[*1]
People v O'Connor (Michael)
2008 NY Slip Op 50901(U) [19 Misc 3d 139(A)]
Decided on April 21, 2008
Appellate Term, Second Department
Published by New York State Law Reporting Bureau pursuant to Judiciary Law § 431.
This opinion is uncorrected and will not be published in the printed Official Reports.


Decided on April 21, 2008
SUPREME COURT OF THE STATE OF NEW YORK

APPELLATE TERM: 9th and 10th JUDICIAL DISTRICTS

PRESENT: : TANENBAUM, J.P., MOLIA and SCHEINKMAN, JJ
2006-2011 W CR.

The People of the State of New York, Respondent,

against

Michael O'Connor, Appellant.


Appeal from a judgment of the City Court of Rye, Westchester County (Peter Lane, J.), rendered October 31, 2006. The judgment convicted defendant, upon his plea of guilty, of aggravated harassment in the second degree.


Judgment of conviction affirmed.

Defendant pleaded guilty to aggravated harassment in the second degree (Penal Law § 240.30 [1] [a]) and executed a general waiver of rights, which included the right to appeal. Defendant was sentenced to time served, and the court issued a five-year order of protection on the victim's behalf (CPL 530.13 [4]).

We agree with defendant that the record does not reveal that his waiver of the right to appeal was "obtained under constitutionally acceptable circumstances" (People v Callahan, 80 NY2d 273, 283 [1992]), as there is no indication that defendant was informed by his counsel, the court, or the waiver form, as to the consequences of such a waiver that are "separate and distinct from those rights automatically forfeited upon a plea of guilty" (People v Lopez, 6 NY3d 248, 256 [2006]). However, as defendant's claims either survive an appeal waiver or are barred by his unchallenged guilty plea, the waiver's invalidity does not affect the determination of the appeal.

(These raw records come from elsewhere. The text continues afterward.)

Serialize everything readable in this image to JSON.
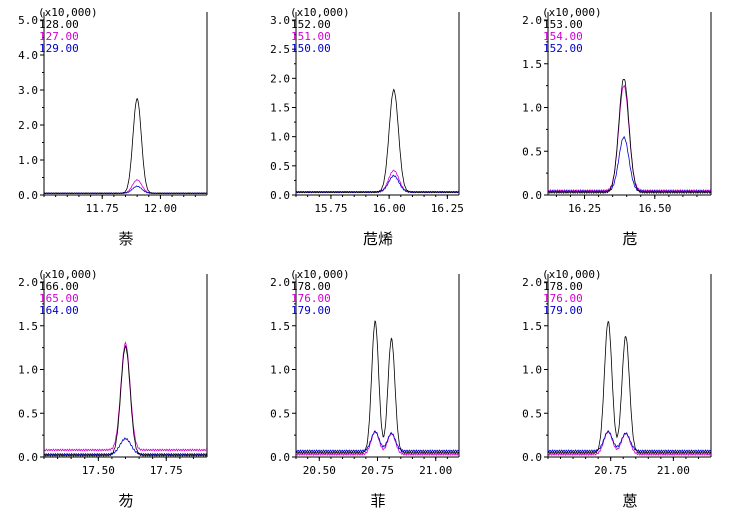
{
  "colors": {
    "black": "#000000",
    "magenta": "#d400d4",
    "blue": "#0000c8"
  },
  "chart_data": [
    {
      "type": "line",
      "title": "萘",
      "multiplier": "(x10,000)",
      "ylim": [
        0,
        5.0
      ],
      "yticks": [
        "0.0",
        "1.0",
        "2.0",
        "3.0",
        "4.0",
        "5.0"
      ],
      "xlim": [
        11.5,
        12.2
      ],
      "xticks": [
        11.75,
        12.0
      ],
      "xtick_labels": [
        "11.75",
        "12.00"
      ],
      "series": [
        {
          "name": "128.00",
          "color": "#000000",
          "baseline": 0.05,
          "peaks": [
            {
              "x": 11.9,
              "h": 2.7,
              "w": 0.018
            }
          ]
        },
        {
          "name": "127.00",
          "color": "#d400d4",
          "baseline": 0.05,
          "peaks": [
            {
              "x": 11.9,
              "h": 0.38,
              "w": 0.02
            }
          ]
        },
        {
          "name": "129.00",
          "color": "#0000c8",
          "baseline": 0.05,
          "peaks": [
            {
              "x": 11.9,
              "h": 0.2,
              "w": 0.02
            }
          ]
        }
      ]
    },
    {
      "type": "line",
      "title": "苊烯",
      "multiplier": "(x10,000)",
      "ylim": [
        0,
        3.0
      ],
      "yticks": [
        "0.0",
        "0.5",
        "1.0",
        "1.5",
        "2.0",
        "2.5",
        "3.0"
      ],
      "xlim": [
        15.6,
        16.3
      ],
      "xticks": [
        15.75,
        16.0,
        16.25
      ],
      "xtick_labels": [
        "15.75",
        "16.00",
        "16.25"
      ],
      "series": [
        {
          "name": "152.00",
          "color": "#000000",
          "baseline": 0.05,
          "peaks": [
            {
              "x": 16.02,
              "h": 1.75,
              "w": 0.02
            }
          ]
        },
        {
          "name": "151.00",
          "color": "#d400d4",
          "baseline": 0.05,
          "peaks": [
            {
              "x": 16.02,
              "h": 0.37,
              "w": 0.022
            }
          ]
        },
        {
          "name": "150.00",
          "color": "#0000c8",
          "baseline": 0.05,
          "peaks": [
            {
              "x": 16.02,
              "h": 0.28,
              "w": 0.022
            }
          ]
        }
      ]
    },
    {
      "type": "line",
      "title": "苊",
      "multiplier": "(x10,000)",
      "ylim": [
        0,
        2.0
      ],
      "yticks": [
        "0.0",
        "0.5",
        "1.0",
        "1.5",
        "2.0"
      ],
      "xlim": [
        16.12,
        16.7
      ],
      "xticks": [
        16.25,
        16.5
      ],
      "xtick_labels": [
        "16.25",
        "16.50"
      ],
      "series": [
        {
          "name": "153.00",
          "color": "#000000",
          "baseline": 0.03,
          "peaks": [
            {
              "x": 16.39,
              "h": 1.3,
              "w": 0.018
            }
          ]
        },
        {
          "name": "154.00",
          "color": "#d400d4",
          "baseline": 0.05,
          "peaks": [
            {
              "x": 16.39,
              "h": 1.2,
              "w": 0.018
            }
          ]
        },
        {
          "name": "152.00",
          "color": "#0000c8",
          "baseline": 0.04,
          "peaks": [
            {
              "x": 16.39,
              "h": 0.62,
              "w": 0.018
            }
          ]
        }
      ]
    },
    {
      "type": "line",
      "title": "芴",
      "multiplier": "(x10,000)",
      "ylim": [
        0,
        2.0
      ],
      "yticks": [
        "0.0",
        "0.5",
        "1.0",
        "1.5",
        "2.0"
      ],
      "xlim": [
        17.3,
        17.9
      ],
      "xticks": [
        17.5,
        17.75
      ],
      "xtick_labels": [
        "17.50",
        "17.75"
      ],
      "series": [
        {
          "name": "166.00",
          "color": "#000000",
          "baseline": 0.02,
          "peaks": [
            {
              "x": 17.6,
              "h": 1.24,
              "w": 0.017
            }
          ]
        },
        {
          "name": "165.00",
          "color": "#d400d4",
          "baseline": 0.08,
          "peaks": [
            {
              "x": 17.6,
              "h": 1.22,
              "w": 0.017
            }
          ]
        },
        {
          "name": "164.00",
          "color": "#0000c8",
          "baseline": 0.03,
          "peaks": [
            {
              "x": 17.6,
              "h": 0.18,
              "w": 0.02
            }
          ]
        }
      ]
    },
    {
      "type": "line",
      "title": "菲",
      "multiplier": "(x10,000)",
      "ylim": [
        0,
        2.0
      ],
      "yticks": [
        "0.0",
        "0.5",
        "1.0",
        "1.5",
        "2.0"
      ],
      "xlim": [
        20.4,
        21.1
      ],
      "xticks": [
        20.5,
        20.75,
        21.0
      ],
      "xtick_labels": [
        "20.50",
        "20.75",
        "21.00"
      ],
      "series": [
        {
          "name": "178.00",
          "color": "#000000",
          "baseline": 0.05,
          "peaks": [
            {
              "x": 20.74,
              "h": 1.5,
              "w": 0.015
            },
            {
              "x": 20.81,
              "h": 1.3,
              "w": 0.015
            }
          ]
        },
        {
          "name": "176.00",
          "color": "#d400d4",
          "baseline": 0.03,
          "peaks": [
            {
              "x": 20.74,
              "h": 0.26,
              "w": 0.017
            },
            {
              "x": 20.81,
              "h": 0.24,
              "w": 0.017
            }
          ]
        },
        {
          "name": "179.00",
          "color": "#0000c8",
          "baseline": 0.07,
          "peaks": [
            {
              "x": 20.74,
              "h": 0.22,
              "w": 0.017
            },
            {
              "x": 20.81,
              "h": 0.2,
              "w": 0.017
            }
          ]
        }
      ]
    },
    {
      "type": "line",
      "title": "蒽",
      "multiplier": "(x10,000)",
      "ylim": [
        0,
        2.0
      ],
      "yticks": [
        "0.0",
        "0.5",
        "1.0",
        "1.5",
        "2.0"
      ],
      "xlim": [
        20.5,
        21.15
      ],
      "xticks": [
        20.75,
        21.0
      ],
      "xtick_labels": [
        "20.75",
        "21.00"
      ],
      "series": [
        {
          "name": "178.00",
          "color": "#000000",
          "baseline": 0.05,
          "peaks": [
            {
              "x": 20.74,
              "h": 1.5,
              "w": 0.015
            },
            {
              "x": 20.81,
              "h": 1.33,
              "w": 0.015
            }
          ]
        },
        {
          "name": "176.00",
          "color": "#d400d4",
          "baseline": 0.03,
          "peaks": [
            {
              "x": 20.74,
              "h": 0.26,
              "w": 0.017
            },
            {
              "x": 20.81,
              "h": 0.24,
              "w": 0.017
            }
          ]
        },
        {
          "name": "179.00",
          "color": "#0000c8",
          "baseline": 0.07,
          "peaks": [
            {
              "x": 20.74,
              "h": 0.22,
              "w": 0.017
            },
            {
              "x": 20.81,
              "h": 0.2,
              "w": 0.017
            }
          ]
        }
      ]
    }
  ]
}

The accusatory instrument was facially sufficient. The accusatory portion tracked the statutory language (People v Yakubova, 11 AD3d 644, 645 [2004]; People v Prevete, 10 Misc 3d 78, 80 [App Term, 9th & 10th Jud Dists 2005]), and, affording the factual portion, as supplemented by the supporting deposition, the "fair and not overly restrictive or technical reading" to which it is entitled (People v Casey, 95 NY2d 354, 360 [2000]), the complainant's allegations of defendant's misconduct, which included innumerable daily calls, the last of which culminated in a death threat, sufficed to support the charge. [*2]

As defendant has served his sentence, any issues relating to the length of the sentence are academic (People v Conklin, 46 AD3d 698 [2007]; People v Ackridge, 31 AD3d 654, 655 [2006]). In any event, by "time served," the court clearly contemplated the several days defendant served locally on the instant charge, not the period in which defendant, during the pendency of this prosecution, had been incarcerated in another jurisdiction awaiting trial on an unrelated felony charge. Upon such a sentence, there was no need for a pre-sentence report (CPL 390.20 [2]; see People v Davis, 2002 NY Slip Op 40353[U] [App Term, 2d & 11th Jud Dists 2002]).

Defendant failed to preserve for appellate review his claim that the five-year order of protection was unauthorized, by raising the issue at sentencing or by moving to amend the order of protection on that ground (People v Nieves, 2 NY3d 310, 315-316 [2004]; People v Konieczny, 2 NY3d 569, 572 [2004]; People v Peterkin, 27 AD3d 666, 667 [2006]). In any event, the length of an order of protection is governed by the statute "in effect at the time the judgment was rendered" (People v Goins, 45 AD3d 1371, 1372 [2007]; see CPL 530.13 [4] [as amended effective October 1, 1995]).

It is noted that as an order of protection is not part of a sentence (People v Nieves, 2 NY3d at 316), a defendant has no ground to complain that such an order cannot be imposed because it was not part of a bargained for plea and sentencing agreement (People v Dixon, 16 AD3d 517 [2005]; People v Peters, 232 AD2d 432 [1996]; People v Oliver, 182 AD2d 716 [1992]). Thus, even where, as here, the imposition of such an order, but not the duration thereof, was a part of a plea agreement, defendant cannot object that the order terminates at a date later than anticipated.

Tanenbaum, J.P., Molia and Scheinkman, JJ., concur.